Waar het verhaal van het juspak begint, is voor niemand helemaal duidelijk binnen Demos. Na het graven in archieven weet Bolsenbroek alleen dat het voor 2010 al een traditie was. “Het begon allemaal bij een president die niet van het merk jus d’orange hield dat wij bij Demos hadden. Dus kocht hij een merk wat hij wel lekker vond, dat was alleen niet de bedoeling. We hebben een horecavergunning en de vereniging staat voor gelijkwaardigheid, dus je kunt niet zomaar je eigen drinken meenemen. Hij deed dat toch en verstopte die buiten op een richel van het raam.”

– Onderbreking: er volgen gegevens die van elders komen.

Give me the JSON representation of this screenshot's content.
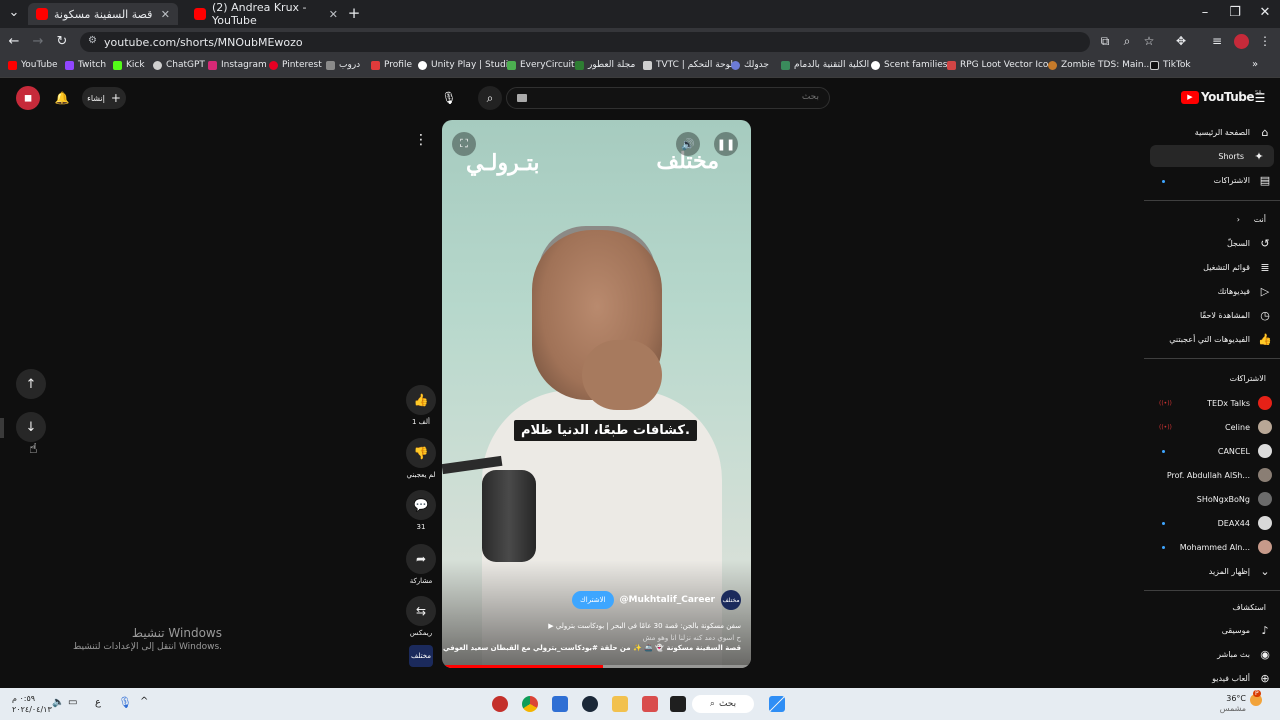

“De oude president, waar niemand de naam van weet, nam zijn jus heel serieus. Toen de vereniging nog in de oude locatie, De Bunker, zat, klommen leden naar de eerste verdieping om het pak daar weg te halen, toen hadden ze bedacht: elke keer als iemand dat voor elkaar krijgt, moet de president de échte jus drie weken lang drinken.”

Sindsdien is het een traditie waar iedereen binnen Demos vanaf weet. Het is wel moeilijker geworden om het juspak te brassen, “in De Bunker hadden we niet veel plekken waar je het pak neer kon zetten, maar nu wel. Dus het komt nu minder vaak voor, omdat het moeilijker te vinden is. Toevallig is het pak een aantal weken geleden gebrast. Nu moet ik drie weken lang, elke woensdagavond, jus drinken.”

 

 

“Is het nodig? Nee. Is het leuk? Ja!”

Een indrukwekkend beeld, de botenwagen van studentenroeivereniging Thêta.  Dankzij een zelfontworpen systeem en toewijding van de leden, staat de vrachtwagen in het middelpunt van de vereniging. Edgar de Lange, technisch directeur van Thêta en Eef Meijerink, chauffeur, vertellen vol passie over ‘hun’ botenwagen.

De Lange: “Het bijzondere aan ons ontwerp is dat we met vrachtwagens werken. Dat is een stuk zwaarder en duurder, maar hierdoor is de boot minder stijf dan de stelling waarop die ligt. Hierdoor ervaart de roeiboot minder druk door bijvoorbeeld drempels op de weg, en is de kans kleiner dat de boten beschadigen tijdens het vervoer. Kort samengevat: we hebben een zware transportmethode ontwikkeld, waarmee we die boten, die verschrikkelijk duur zijn, op een veilige manier kunnen vervoeren.”

Toewijding

De botenwagen valt meteen op voor nieuwe leden. De Lange en Meijerink weten nog hoe dat voor hen was, als eerstejaars. De Lange: “Als je bij Thêta binnenkomt, word je overweldigd door de studenten-en roeicultuur, die voor bijna iedereen nieuw is. Daarnaast ben je onder de indruk van de roeiboten en van hoe serieus er gesport wordt. Hoe meer je betrokken raakt, hoe beter je ziet hoe belangrijk die botenwagen is voor de vereniging. In totaal hebben we ongeveer vijftien chauffeurs en ik heb vorig jaar 250 uur voor de vereniging gereden."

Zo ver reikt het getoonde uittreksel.